Dass die acht Mitgliedsgewerkschaften unter dem DGB-Dach einem Strang ziehen in Sachen Lausitz-Perspektiven, haben sie nicht nur mit einer symbolischen Aktion vor dem Konferenzsaal dokumentiert. So gab der IG BCE-Landesbezirksleiter Nordost Oliver Heinrich Ministerin Svenja Schulze mit auf den Weg, dass es seit 2016 feststehe, dass im Kraftwerk Jänschwalde zwei 500-MW-Blöcke in die Sicherheitsbereitschaft gehen werden. Am Montag seien mit der Abschaltung des Blocks F die ersten 600 Arbeitsplätze bei der Leag weggefallen. Aber für diese bundespolitische Entscheidung gebe es bis heute keinen Ersatz. „Wo sind die viel beschworenen Leuchtturmprojekte?“, fragt Heinrich und fügt hinzu, dass der Bund endlich aus dem Knick kommen müsse.

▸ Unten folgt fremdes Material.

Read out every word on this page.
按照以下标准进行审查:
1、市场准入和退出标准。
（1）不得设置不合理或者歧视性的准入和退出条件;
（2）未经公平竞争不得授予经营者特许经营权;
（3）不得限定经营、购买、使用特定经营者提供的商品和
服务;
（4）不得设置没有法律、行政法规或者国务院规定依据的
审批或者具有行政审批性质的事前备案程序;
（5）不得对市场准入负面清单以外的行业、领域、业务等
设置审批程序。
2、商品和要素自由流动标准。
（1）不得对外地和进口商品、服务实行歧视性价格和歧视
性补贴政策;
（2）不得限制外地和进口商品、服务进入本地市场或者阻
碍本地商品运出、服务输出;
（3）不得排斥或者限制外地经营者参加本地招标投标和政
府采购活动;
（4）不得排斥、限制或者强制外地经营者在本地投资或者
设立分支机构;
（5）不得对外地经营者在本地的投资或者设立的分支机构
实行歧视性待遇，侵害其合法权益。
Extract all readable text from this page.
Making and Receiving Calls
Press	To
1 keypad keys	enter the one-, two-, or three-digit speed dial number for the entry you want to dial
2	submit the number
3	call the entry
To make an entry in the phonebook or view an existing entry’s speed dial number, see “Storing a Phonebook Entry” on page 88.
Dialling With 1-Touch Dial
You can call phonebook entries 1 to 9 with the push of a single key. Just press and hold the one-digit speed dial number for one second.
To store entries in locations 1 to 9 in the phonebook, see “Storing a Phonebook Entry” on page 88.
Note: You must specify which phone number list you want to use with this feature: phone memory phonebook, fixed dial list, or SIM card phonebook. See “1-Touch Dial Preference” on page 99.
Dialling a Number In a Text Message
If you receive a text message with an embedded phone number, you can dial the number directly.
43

Die Wartung des Blocks F in der Sicherheitsbreitschaft, das sei nicht mit Arbeiten an der Turbine im Dauerbetrieb zu vergleichen, schildert der Bezirksleiter der IG Metall Berlin-Brandenburg-Sachsen Oliver Höbel. Es falle Arbeit weg. Der Druck auf die Unternehmen nehme zu. Deshalb macht Höbel klar, dass es keine weitere De-Industrialisierungen geben dürfe. „Wir wollen eine Energie- und Industrieregion bleiben und fordern belastbare und nachhaltige Zukunftskonzepte für das Lausitzer Revier“, erklärt der Metaller und fügt hinzu: „Wir brauchen einen Einstieg in einen Strukturwandel, der gute Industriearbeit sichert und neue Arbeitsplätze mit guter Arbeit schafft.“

Susanne Stumpenhusen, die Landesbezirksleiterin verdi Berlin-Brandenburg, bringt die Forderungen der Gewerkschafter vor dem Hintergrund des Abschaltens von Block F in Jänschwalde auf den Nenner: „Mitarbeiter kann man nicht in Sicherheitsbreitschaft setzen.“ Und in Anspielung auf das in der Berliner Strukturkommission angestrebte Kohleausstiegsdatum sagt Stupenhusen, dass ein Datum kein Ergebnis sei. „Ein Ergebnis ist eine neue Perspektive fü die Region.“

Unterdessen ist Minister Steinbach nach Cottbus unterwegs, ins Bahnwerk der DB. Hier kriselt es seit Jahren. Vom DGB-Lausitzdialog geht die Forderung aus, dass das Werk eine Zukunft haben muss. Ein bundeseigenes Unternehmen mit Wertschöpfung in der Region – die Gewerkschafter sprechen von einer ersten Nagelprobe für den Bund.